Part 3 — My Experiences With Major WordPress Frameworks—Hybrid Core

Wordpress-theme-frameworks-part3

Part 1 was about Thesis and you can read it here.
Part 2 was about Genesis and you can read it here.

Any comparison of theme frameworks is incomplete without the mention of Hybrid. Hybrid is a genius invention of Justin Tadlock – a member of WordPress themes review team. Hybrid lives up to the standards of WordPress and passes the acid tests of the WordPress theme review team. Justin himself is quite active especially when it comes to helping people in the Theme Hybrid forums. And even with something so robust as Hybrid, the intent is not primarily on making money. As Justin says, Hybrid is for himself. And being a perfectionist myself I can totally relate to that.

Hybrid — The Gold standard of WordPress

Hybrid is different in some major aspects. It’s not like Thesis which doesn’t have the concept of child-themes. It’s isn’t paid either like Genesis who are averse to GPL and aren’t really open to allow GPL freedom with Genesis. Also Hybrid Core isn’t like a parent theme either that you can only build child-themes on. The sheer beauty and usability of Hybrid is something that mesmerized me.

  • Hybrid Core is more like a library. It get out of your way and only comes in when you call for it.
  • You can drop it inside your (starter) theme. And you can include the primary file to tap into the power of Hybrid.
  • Hybrid Core isn’t paid so if you use it under GPL, people don’t see you as the evil guy trying to steal someone’s work and selling it as their own.
  • Hybrid Core isn’t a dependency that you have to install to get your child-theme to work (since it is not a parent theme).
  • The purpose of Hybrid is not to be a theme framework for namesake. It’s intended to push the WordPress theme system itself. It gives you what isn’t already available in WordPress itself.
  • Hybrid Core is developed by a WordPress theme reviewer so it’s the definition of WordPress standards and compliance.
  • It’s backed by a person who is not only sharp and a great coder with an eye for standards; the help that comes with being in the forums is immensely high-value. I became a paid member. When I saw Justin answering every newbie question mine, I upgraded my membership around within the first 24 hours.

Even though new with Hybrid, I was able to quickly get my own theme up and working quickly with some help from Justin.

Hybrid Core–The No-Bloat WordPress Framework

One thing I noticed with Hybrid was the fact that Justin has been proactive in deprecating features of Hybrid in favor of WordPress features as an when they make their way into the core. This is quite unlike other frameworks that continue to add feature bloat and pitch features. Hybrid is a no-bloat framework. Any bells and whistles you want have to be manually included with add_theme_support calls (and there are only some bare essentials yet put your theme on steroids).
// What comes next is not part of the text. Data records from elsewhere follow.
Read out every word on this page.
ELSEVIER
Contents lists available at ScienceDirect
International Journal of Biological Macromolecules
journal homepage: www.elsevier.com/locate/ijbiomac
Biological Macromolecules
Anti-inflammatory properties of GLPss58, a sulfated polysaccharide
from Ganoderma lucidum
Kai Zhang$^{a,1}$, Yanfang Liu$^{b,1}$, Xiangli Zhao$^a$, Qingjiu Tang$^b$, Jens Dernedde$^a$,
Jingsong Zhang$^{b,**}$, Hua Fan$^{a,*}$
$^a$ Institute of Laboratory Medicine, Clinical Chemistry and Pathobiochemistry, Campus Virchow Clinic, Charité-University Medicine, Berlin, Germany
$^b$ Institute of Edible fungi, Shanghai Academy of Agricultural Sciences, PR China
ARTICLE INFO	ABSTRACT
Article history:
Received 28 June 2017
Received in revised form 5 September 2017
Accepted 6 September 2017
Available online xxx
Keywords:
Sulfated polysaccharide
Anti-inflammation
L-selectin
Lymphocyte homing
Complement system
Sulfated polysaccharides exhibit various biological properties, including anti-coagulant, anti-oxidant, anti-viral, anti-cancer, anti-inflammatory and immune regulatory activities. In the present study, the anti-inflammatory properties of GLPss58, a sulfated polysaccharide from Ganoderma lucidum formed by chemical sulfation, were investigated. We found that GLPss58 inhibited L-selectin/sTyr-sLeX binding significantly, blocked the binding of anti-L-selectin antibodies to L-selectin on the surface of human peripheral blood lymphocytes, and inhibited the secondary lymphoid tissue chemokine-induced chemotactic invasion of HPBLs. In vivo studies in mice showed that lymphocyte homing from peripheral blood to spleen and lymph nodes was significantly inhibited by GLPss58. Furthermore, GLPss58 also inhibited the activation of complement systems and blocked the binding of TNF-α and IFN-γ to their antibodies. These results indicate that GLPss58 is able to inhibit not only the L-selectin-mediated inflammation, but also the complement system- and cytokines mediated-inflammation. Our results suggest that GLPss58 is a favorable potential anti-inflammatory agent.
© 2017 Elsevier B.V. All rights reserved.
If you need a solid, well organized base to build your own theme, Hybrid Core is what you need. It’s the best framework that money can buy. And yet you don’t need money for it. Hybrid Core is no dependency. Hybrid Core is powerful; help and support is awesome. You’ll also learn to code some well behaved, disciplined themes for the masses. And one thing you want to note is Hybrid Base theme was the fastest of all we tested here. It beat Genesis and even Thesis.

Here’s what I built and I’m planning to release it in a few days:

Screenshot

Convertica is intended to be used as my base theme that will allow me to quickly build powerful turn-key, niche-specific WordPress themes in minimal time.

  • It’s fully responsive and is mobile-first.
  • Twitter bootstrap comes into action with add_theme_support.
  • Convertica has 6 layouts and each has configurable widths.
  • Do you know Convertica is damn fast? Shouldn’t be a surprise… it’s built on Hybrid Core.

While I don’t have extensive experience with Hybrid, I’m almost done with my new business base theme. It will be available soon. And all this wouldn’t be possible without Hybrid. Justin is pretty open about reusing Hybrid so much so that there isn’t even a cost associated with Hybrid. The only cost currently is involved in joining the forum. The community seemingly is of power-developers who can dive into the code since there are no premium child-themes that create more issues for users than they solve. I’ve been working with my new theme on Hybrid Core for the last several days, everyday for more than 18 hours, and I’m enjoying every moment of it.

Speed tests:

I loaded up Thesis, Genesis and Hybrid Base on the same website. There was no caching involved. I did multiple page loads on each theme. The WordPress installation was the same. No plugins were installed. And I loaded the WordPress “Sample Page” for testing. I also used unique cache busting query strings in the ulr. And I tested the url multiple times for each theme and then averaged our the results. I ran the tests in a fresh Firefox profile. This is what I found.

Theme Thesis Genesis Hybrid Base
Firebug Results 1.11s (onload: 1.22s) 1.17s (onload: 1.24s) 1.06s (onload: 1.02s)

Hybrid Base is clearly the performer here. Thesis surprisingly in spite of its complex bells and whistles coding came second. Genesis made it to this list since there was no fourth contender. If you’ve done tests on these, feel free to share the results.